Toute technologie a un prix – la seule question est de savoir si vous êtes prêt à le payer. Personnellement, lorsque je fais la somme totale des coûts engendrés par la technologie industrielle, je range mon portefeuille. L’extinction massive des espèces, la catastrophe climatique, l’effondrement social, le narcissisme de masse, les problèmes généralisés de santé mentale et d’obésité, l’agriculture industrielle, l’exploitation des sols, la solitude et la rupture avec la nature – si c’est là le véritable prix à payer, je pense que je vais laisser tomber Game of Thrones et à la place continuer à laver mes vêtements boueux dans ma baignoire.

Mon objectif n’est pas de romantiser le passé, ni ma vie sans technologie. C’est parfois difficile. Certains jours, c’est vraiment très difficile. Ce matin, alors que j’étais en train de « bûcheronner », j’ai marché l’équivalent de 7 km, dont la majeure partie avec une grosse bûche sur l’épaule. C’était avant le petit-déjeuner.
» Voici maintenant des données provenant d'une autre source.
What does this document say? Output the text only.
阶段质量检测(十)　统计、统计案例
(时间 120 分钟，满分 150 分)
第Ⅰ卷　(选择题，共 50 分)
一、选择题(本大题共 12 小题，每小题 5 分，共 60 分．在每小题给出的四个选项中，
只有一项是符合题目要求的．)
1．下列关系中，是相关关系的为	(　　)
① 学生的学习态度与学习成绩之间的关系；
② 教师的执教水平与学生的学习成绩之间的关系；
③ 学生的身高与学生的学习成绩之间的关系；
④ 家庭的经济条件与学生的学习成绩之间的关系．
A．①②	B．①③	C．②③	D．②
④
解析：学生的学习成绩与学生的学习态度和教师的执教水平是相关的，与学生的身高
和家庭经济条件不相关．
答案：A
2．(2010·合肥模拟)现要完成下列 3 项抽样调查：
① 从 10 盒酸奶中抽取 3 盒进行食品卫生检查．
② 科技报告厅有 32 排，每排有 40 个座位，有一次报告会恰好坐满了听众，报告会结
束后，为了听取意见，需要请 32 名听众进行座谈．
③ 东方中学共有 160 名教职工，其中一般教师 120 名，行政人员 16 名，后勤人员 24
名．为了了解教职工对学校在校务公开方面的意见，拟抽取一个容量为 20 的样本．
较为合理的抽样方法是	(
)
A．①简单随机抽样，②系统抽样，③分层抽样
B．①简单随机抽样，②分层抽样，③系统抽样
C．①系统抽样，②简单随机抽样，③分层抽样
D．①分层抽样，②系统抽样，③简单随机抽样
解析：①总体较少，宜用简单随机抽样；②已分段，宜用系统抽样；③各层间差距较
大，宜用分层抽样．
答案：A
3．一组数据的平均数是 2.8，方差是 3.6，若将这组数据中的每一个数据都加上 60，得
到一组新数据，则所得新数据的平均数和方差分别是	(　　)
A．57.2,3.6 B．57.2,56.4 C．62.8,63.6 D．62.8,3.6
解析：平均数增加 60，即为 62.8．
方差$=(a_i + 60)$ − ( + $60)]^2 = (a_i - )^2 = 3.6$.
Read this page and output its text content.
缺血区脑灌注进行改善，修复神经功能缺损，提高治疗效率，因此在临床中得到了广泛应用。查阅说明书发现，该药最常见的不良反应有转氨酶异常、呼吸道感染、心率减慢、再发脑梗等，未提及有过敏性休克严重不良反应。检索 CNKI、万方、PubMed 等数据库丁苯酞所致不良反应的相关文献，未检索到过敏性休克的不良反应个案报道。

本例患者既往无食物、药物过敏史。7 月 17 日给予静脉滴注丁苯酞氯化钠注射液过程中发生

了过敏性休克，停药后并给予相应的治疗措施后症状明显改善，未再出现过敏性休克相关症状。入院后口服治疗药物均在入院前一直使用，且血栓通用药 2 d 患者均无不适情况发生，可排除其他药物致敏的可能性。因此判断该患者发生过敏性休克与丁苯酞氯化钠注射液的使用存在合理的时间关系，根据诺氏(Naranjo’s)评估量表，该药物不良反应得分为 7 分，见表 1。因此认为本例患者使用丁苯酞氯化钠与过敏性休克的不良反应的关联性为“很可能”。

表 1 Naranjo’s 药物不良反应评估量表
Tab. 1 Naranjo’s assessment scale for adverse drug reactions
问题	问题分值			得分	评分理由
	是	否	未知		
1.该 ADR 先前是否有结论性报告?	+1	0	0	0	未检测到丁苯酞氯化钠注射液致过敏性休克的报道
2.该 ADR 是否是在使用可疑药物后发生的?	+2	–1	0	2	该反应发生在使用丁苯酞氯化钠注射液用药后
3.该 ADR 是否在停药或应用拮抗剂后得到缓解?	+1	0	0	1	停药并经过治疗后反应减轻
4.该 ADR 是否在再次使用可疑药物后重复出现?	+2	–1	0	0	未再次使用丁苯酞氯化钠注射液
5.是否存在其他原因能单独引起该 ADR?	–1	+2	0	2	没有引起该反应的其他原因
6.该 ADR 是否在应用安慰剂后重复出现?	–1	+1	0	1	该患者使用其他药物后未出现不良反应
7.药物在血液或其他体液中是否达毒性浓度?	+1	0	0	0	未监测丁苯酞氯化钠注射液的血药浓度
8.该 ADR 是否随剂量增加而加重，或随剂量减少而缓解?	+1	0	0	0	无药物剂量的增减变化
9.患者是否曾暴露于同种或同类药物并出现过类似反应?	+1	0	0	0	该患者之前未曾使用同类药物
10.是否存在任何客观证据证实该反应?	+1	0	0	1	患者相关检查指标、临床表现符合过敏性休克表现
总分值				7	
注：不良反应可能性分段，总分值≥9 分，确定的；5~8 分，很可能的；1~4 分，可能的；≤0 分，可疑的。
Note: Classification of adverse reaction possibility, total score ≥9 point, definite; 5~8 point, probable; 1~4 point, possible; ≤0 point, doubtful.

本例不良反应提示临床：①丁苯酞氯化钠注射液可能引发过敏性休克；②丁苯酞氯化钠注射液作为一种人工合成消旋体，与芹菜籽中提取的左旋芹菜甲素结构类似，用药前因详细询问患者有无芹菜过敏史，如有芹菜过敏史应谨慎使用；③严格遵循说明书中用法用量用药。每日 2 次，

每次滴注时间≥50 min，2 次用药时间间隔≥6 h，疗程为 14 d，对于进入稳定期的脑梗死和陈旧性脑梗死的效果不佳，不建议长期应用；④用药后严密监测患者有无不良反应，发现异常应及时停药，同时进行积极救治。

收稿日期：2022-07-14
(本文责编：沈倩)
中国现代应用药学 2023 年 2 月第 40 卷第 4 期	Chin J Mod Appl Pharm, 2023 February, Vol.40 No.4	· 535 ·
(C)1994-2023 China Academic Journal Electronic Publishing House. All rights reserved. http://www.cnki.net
Plus tard, il se peut que je fasse 40 km à vélo pour aller pêcher, et que je revienne les mains vides et affamé. Je regrette souvent de ne pas entendre la voix de mes parents et, pire encore, je sais que la mienne leur manque aussi. Mais j’ai fait ces choix pour des raisons qui me semblent plus importantes que mon confort. Et la plupart du temps, je m’en réjouis.

Bien qu’ils ignorent beaucoup des réalités sanglantes et crasseuses d’une vie en lien étroit avec la terre et la nature, les techno-utopistes vous demanderont de faire attention à ceux qui romantisent le passé. Je suis d’accord sur ce point. Mais soyez encore plus vigilants avec ceux qui romantisent l’avenir.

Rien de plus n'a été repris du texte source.